Manuel Casal Lodeiro nasceu em 1970 em San Vicente de Barakaldo (Biscaia, Euskal Herria). É conhecido por seu trabalho no campo político, cultural e social como divulgador de propostas ecologistas diante da iminência do Pico do Petróleo (Peak Oil) e de outros desastres provocados pelo uso crescente e desmedido de energias não renováveis. Promoveu diversos projetos e participou de outros, sendo cofundador da associação Véspera de Nada para uma Galiza sem Petróleo, assim como fundador e coordenador da revista 15/15\15. Criticando os rumos da esquerda hegemônica de perfil produtivista e buscando informar sobre a necessidade de um modelo de vida compatível com a sobrevivência e o bem viver da espécie humana, escreveu artigos como “Si vis pacem, para descensum” ou “Nós, os detritívoros”, bem como livros como A esquerda diante do colapso da civilização industrial. Notas para um debate urgente (editora La Oveja Roja, 2016) e o que temos em mãos.
O objetivo geral do livro é expor as verdades incômodas da Transição Energética, analisando de forma crítica certas políticas “verdes” das democracias liberais, demonstrando que a maioria das medidas propostas são irreais, tecno-otimistas, contraditórias com as evidências empíricas ou incompatíveis com outros objetivos necessários à própria transição. Como contraponto a essa Transição Energética distorcida, o autor propõe uma Transição Energética justa, não acumulativa com as fontes anteriores, decrescentista energética e economicamente, baseada em fontes realmente renováveis e, acima de tudo, mais comprometida com o bem-estar humano.
O livro de Lodeiro se destaca por seu caráter interdisciplinar, com fundamentação científica e filosófica. A obra também conta com a exposição e explicação de diversos dados, gráficos e tabelas que sustentam de forma contundente as posições defendidas pelo autor. A isso soma-se o marcado caráter de divulgação da obra.

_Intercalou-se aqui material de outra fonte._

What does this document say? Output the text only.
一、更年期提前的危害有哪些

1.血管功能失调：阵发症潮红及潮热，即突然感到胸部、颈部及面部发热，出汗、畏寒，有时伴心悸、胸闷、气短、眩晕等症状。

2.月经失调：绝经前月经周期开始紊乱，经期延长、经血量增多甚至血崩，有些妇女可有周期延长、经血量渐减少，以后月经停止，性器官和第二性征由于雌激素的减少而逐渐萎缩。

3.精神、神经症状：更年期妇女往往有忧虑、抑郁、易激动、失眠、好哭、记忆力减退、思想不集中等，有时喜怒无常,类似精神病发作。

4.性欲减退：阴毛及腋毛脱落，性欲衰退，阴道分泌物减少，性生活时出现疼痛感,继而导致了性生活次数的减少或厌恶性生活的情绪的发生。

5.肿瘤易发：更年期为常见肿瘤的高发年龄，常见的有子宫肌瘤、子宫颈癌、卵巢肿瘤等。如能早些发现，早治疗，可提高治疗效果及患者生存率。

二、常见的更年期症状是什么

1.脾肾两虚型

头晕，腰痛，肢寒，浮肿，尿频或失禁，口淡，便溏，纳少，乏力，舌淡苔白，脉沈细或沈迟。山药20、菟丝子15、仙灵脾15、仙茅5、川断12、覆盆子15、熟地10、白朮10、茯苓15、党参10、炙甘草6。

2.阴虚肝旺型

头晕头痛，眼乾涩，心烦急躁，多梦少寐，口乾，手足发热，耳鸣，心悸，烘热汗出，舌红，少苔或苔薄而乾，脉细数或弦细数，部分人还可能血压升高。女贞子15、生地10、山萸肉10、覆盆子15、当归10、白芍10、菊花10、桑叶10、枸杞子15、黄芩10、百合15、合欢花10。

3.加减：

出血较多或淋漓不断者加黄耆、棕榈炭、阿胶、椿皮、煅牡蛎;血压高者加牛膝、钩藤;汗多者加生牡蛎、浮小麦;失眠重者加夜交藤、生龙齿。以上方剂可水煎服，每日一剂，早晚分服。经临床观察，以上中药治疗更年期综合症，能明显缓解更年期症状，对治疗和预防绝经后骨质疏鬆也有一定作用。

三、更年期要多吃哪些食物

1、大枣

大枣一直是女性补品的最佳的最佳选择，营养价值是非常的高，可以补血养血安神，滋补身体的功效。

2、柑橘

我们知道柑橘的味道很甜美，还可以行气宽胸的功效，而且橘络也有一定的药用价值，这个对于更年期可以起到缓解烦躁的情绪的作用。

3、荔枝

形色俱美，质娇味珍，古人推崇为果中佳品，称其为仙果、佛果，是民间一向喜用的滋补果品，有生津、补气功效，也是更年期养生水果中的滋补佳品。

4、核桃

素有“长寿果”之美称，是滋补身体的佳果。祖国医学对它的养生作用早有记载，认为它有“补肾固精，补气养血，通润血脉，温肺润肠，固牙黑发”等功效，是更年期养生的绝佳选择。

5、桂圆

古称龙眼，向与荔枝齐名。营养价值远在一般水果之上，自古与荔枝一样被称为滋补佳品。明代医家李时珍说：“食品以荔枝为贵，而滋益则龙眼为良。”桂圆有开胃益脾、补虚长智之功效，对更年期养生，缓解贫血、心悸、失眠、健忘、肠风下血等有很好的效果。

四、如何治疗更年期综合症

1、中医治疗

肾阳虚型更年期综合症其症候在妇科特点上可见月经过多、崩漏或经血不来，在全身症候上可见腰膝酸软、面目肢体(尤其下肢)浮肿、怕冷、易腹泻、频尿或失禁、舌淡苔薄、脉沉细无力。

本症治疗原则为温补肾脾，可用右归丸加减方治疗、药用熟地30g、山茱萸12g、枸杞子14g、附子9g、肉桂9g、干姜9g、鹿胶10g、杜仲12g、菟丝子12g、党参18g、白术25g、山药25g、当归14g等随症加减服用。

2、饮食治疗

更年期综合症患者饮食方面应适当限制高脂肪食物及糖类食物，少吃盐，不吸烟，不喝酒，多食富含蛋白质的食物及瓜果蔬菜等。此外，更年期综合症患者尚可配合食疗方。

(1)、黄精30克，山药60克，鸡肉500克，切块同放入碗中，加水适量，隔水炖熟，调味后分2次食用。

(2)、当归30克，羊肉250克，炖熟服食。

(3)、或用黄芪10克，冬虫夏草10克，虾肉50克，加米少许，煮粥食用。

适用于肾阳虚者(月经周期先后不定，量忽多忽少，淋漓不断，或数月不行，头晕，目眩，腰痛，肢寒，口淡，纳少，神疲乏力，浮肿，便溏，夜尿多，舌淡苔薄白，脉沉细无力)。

Sem erudições ou tecnicismos desnecessários, trata-se de um texto extremamente preciso, porém acessível a todos, algo totalmente necessário dada a magnitude, urgência e universalidade de sua proposta. Além disso, o leitor pode consultar ao final da obra um glossário com os termos mais específicos.
A Transição Energética propõe uma redução do consumo de combustíveis fósseis, devido ao seu grande impacto ambiental (especialmente no que diz respeito ao aquecimento global, a proposta seria eliminá-los quase por completo). Com essa ideia em mente, foram propostas formas alternativas de obtenção de energia, como as energias renováveis (eólica e fotovoltaica, por exemplo). No entanto, surge um problema: até hoje, “ao longo da história, quando se realizou uma Transição Energética, não se abandonou a fonte anterior, mas seu uso continuou, inclusive de forma crescente” (p. 33). Por ora, as energias renováveis foram adicionadas às fósseis, desempenhando um papel auxiliar. Desse modo, a Transição Energética como tem sido formulada até agora não parece cumprir o objetivo proposto: colocar um limite à crise climática.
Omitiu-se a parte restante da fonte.